A mishmash of prehistoric fact and fancy, well overmatched by illustrations featuring images of full-sized dinos that look just as real as the photographed children who pose around or on them.
With a similar premise to Bernard Most’s classic If the Dinosaurs Came Back (1978) but without even its loose brand of internal logic, the author introduces 26 dinosaurs by name and suggests a supposed occupation or consequence.
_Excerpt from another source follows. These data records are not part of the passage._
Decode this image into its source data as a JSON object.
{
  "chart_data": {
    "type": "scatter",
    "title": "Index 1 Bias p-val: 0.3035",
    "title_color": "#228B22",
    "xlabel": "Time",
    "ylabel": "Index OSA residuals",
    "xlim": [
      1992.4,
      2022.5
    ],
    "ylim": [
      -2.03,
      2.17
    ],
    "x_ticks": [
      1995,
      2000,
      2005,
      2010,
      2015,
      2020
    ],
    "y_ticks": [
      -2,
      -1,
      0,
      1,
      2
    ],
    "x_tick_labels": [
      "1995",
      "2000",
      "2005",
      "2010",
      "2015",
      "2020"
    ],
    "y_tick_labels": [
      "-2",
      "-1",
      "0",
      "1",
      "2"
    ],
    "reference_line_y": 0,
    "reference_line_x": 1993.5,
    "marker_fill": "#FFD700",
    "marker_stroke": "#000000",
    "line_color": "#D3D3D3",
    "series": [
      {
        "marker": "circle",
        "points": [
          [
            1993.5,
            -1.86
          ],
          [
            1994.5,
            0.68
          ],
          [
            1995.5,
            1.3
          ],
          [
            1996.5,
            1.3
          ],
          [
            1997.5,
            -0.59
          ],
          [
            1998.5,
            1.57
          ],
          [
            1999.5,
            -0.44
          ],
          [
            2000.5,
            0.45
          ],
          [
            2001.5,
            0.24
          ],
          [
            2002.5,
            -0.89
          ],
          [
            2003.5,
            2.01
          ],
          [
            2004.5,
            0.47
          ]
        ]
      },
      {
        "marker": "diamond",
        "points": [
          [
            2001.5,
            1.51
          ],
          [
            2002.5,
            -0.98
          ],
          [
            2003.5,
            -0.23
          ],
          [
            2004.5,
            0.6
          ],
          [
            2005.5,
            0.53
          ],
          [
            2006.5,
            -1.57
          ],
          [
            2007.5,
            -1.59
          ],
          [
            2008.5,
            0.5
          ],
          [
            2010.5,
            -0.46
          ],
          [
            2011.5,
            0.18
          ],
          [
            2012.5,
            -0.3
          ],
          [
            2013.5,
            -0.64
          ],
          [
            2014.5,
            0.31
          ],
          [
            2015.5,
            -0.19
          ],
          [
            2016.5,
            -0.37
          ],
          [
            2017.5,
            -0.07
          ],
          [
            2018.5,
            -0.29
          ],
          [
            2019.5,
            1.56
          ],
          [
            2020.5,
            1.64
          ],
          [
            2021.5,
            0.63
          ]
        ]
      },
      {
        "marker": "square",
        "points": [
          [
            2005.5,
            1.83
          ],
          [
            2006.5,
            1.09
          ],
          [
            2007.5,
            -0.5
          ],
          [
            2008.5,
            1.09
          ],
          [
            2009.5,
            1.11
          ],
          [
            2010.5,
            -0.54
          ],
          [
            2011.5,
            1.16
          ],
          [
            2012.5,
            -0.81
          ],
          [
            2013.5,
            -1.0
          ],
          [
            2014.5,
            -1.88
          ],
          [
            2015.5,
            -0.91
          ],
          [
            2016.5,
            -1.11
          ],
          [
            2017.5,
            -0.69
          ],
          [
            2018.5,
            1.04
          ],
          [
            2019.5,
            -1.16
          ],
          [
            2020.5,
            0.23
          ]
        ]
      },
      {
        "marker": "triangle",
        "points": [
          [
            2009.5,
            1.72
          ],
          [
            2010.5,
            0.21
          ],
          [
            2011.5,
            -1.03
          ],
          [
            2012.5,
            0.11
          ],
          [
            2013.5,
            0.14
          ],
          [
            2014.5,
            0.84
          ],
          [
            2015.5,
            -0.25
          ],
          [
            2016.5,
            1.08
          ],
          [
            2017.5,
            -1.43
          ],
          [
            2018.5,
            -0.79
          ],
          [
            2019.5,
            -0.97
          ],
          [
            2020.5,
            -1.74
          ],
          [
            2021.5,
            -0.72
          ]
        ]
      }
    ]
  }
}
These often appear to be entirely arbitrary: “If a Tarbosaurus lived in my town… / …he and his cousin, Tyrannosaurus Rex, could have a hamburger eating contest!” In frequently clumsy phrasing (Corythosaurus “had hundreds of little teeth inside of her cheeks to chew with”), added dinosaur “Factprints” on each spread offer mixes of “facts” that sometimes contradict fossil evidence, as with a claim that Liopleurodon was larger than the blue whale. Others are just pure speculation: Maiasaura “would be very gentle with tiny human children” and Parasaurolophus calls “sounded like notes played on a French horn, or even a deep-throated trombone or bassoon.” On the other hand, though many bear human expressions, Eggleton’s dinosaurs are both realistically detailed and convincingly integrated into playgrounds and other familiar modern settings. The most recent reference in the bibliography is dated 2006, and one is as old as 1988.
Eye-brightening visuals in search of a better text.